Tanggal 11 Juli 2025, Zulkifli Hasan yang kini menjabat sebagai Ketua Satgas Nasional Koperasi Desa Merah Putih, mengumumkan hal yang mengejutkan bagi sebagian kalangan ibu kota. Tapi menjadi harapan baru bagi desa-desa yang telah lama kehilangan peran ekonominya.

"Sudah ada 80 koperasi percontohan yang siap. Lengkap. Akan kita launching 19 Juli ini, oleh Presiden Prabowo sendiri," kata Zulhas, di hadapan para jurnalis dan kepala dinas yang hadir di pelataran Balai Pelatihan Koperasi di Cikini.

Kalimat itu ringan.

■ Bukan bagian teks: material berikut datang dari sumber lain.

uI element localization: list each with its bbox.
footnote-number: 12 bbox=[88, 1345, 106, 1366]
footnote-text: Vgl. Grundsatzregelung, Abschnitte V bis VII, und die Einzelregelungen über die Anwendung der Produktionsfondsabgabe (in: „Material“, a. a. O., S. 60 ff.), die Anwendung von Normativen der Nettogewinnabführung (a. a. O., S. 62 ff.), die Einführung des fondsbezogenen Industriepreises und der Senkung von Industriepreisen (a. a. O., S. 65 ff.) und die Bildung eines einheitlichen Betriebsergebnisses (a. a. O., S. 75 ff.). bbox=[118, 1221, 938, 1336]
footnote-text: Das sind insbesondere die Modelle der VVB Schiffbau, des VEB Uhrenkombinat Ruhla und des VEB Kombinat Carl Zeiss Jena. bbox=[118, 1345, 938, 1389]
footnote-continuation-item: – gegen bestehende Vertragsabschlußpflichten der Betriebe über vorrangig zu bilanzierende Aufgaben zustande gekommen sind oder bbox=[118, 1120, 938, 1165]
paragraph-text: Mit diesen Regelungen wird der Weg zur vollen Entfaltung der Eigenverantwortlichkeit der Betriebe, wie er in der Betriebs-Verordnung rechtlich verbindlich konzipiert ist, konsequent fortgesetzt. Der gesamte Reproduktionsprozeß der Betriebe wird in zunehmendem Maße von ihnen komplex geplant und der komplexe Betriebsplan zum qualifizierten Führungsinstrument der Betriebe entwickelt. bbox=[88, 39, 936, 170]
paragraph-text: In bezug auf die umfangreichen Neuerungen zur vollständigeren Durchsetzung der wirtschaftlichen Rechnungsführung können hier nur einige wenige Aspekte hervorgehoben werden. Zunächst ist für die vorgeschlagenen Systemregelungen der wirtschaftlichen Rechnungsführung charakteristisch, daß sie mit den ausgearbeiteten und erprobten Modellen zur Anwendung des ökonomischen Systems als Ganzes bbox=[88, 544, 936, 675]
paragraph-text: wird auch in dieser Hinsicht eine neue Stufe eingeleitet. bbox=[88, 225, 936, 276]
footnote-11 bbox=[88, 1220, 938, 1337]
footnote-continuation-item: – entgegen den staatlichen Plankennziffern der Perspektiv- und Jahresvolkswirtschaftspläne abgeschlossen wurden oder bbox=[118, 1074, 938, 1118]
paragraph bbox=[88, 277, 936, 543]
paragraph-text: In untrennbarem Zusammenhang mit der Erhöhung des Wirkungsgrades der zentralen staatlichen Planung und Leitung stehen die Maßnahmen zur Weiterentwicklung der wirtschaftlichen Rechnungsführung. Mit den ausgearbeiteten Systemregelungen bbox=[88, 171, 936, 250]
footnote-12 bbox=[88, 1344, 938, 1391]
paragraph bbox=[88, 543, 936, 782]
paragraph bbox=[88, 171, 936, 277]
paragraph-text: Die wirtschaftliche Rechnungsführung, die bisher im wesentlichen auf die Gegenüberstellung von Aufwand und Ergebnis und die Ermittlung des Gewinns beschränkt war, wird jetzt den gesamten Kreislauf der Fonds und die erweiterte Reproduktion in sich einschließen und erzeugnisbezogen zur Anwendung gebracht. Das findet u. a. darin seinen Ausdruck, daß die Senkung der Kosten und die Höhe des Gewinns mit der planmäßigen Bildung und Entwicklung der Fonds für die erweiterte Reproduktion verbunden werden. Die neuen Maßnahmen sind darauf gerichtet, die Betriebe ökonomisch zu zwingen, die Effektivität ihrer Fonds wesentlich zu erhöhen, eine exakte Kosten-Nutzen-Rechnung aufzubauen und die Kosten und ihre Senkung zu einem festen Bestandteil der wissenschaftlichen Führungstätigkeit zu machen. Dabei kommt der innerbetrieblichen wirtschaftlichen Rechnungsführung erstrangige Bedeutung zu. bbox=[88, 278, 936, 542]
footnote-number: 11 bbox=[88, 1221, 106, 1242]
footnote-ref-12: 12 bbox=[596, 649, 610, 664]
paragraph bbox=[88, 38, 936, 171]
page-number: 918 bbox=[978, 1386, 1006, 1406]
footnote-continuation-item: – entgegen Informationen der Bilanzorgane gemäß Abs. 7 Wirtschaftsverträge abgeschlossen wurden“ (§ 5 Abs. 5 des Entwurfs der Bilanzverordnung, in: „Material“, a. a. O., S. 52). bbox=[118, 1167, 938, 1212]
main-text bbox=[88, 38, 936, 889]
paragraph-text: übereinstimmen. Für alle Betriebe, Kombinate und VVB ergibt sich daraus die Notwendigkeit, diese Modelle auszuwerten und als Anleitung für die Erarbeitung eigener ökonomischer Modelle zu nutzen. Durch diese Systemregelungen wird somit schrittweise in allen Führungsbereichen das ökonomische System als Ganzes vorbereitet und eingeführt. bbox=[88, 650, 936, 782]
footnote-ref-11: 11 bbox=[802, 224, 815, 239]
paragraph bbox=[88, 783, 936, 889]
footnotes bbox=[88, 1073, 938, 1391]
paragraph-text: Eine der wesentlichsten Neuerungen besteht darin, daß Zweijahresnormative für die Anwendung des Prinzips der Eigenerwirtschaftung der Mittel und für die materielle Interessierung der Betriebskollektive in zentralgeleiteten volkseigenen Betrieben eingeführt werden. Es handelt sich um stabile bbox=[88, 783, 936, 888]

Tapi ia seperti gemuruh kecil yang datang dari dalam tanah. Ia akan mengguncang ekosistem lama yang telah terlalu lama menyimpan ketimpangan.

Apa arti "koperasi percontohan"? Bagi banyak orang yang tidak pernah melihat dari dekat, itu hanya etalase. Tapi bagi petani jagung di Dompu, atau peternak ayam di Brebes, koperasi yang benar-benar jalan bisa jadi perbedaan antara hidup dengan utang dan hidup dengan harga yang adil.

Di desa, koperasi bukan hanya tempat menaruh hasil panen. Ia bisa menjadi penyelamat. Tapi itu di masa lalu. Kita tahu, koperasi di Indonesia sempat mati suri.

Ada yang tinggal papan nama. Ada yang hanya jadi alat menyalurkan bantuan politik. Ada pula yang hidup tapi hanya di atas kertas.

Zulhas sepertinya paham luka itu. Maka ia tak menjual janji. Ia mulai dengan angka: 80 koperasi, benar-benar berdiri, dengan sistem logistik, administrasi, dan akses pinjaman aktif melalui bank Himbara.

Dan yang paling penting: koperasi itu punya gudang. Gudang, benda sederhana yang sering dilupakan.

Tapi di situlah semua kekuatan ekonomi rakyat berpusat. Kita lupa bahwa dalam sistem logistik pangan, siapa yang punya gudang, dia yang mengatur harga.

Selama ini, tengkulak punya gudang. Pedagang besar punya gudang. Bahkan mafia pupuk pun punya. Tapi petani?

Mereka hanya punya terpal dan pinjaman musiman. Maka koperasi yang punya gudang artinya desa yang punya kontrol. Ia bisa menahan dulu barang kalau harga belum baik.

Ia bisa menyuplai ke warung tetangga, bukan menjual jauh ke kota lalu dibeli kembali dengan harga berlipat.

Zulkifli Hasan menyebutkan bahwa gudang-gudang itu bisa menggunakan balai desa, sekolah kosong, atau kantor kelurahan yang tidak aktif.

"Bangunannya tidak perlu baru. Yang penting isinya hidup," katanya. Kalimat yang sederhana, tapi menampar cara berpikir pembangunan selama ini yang terlalu fokus pada proyek beton, bukan pada fungsi sosial.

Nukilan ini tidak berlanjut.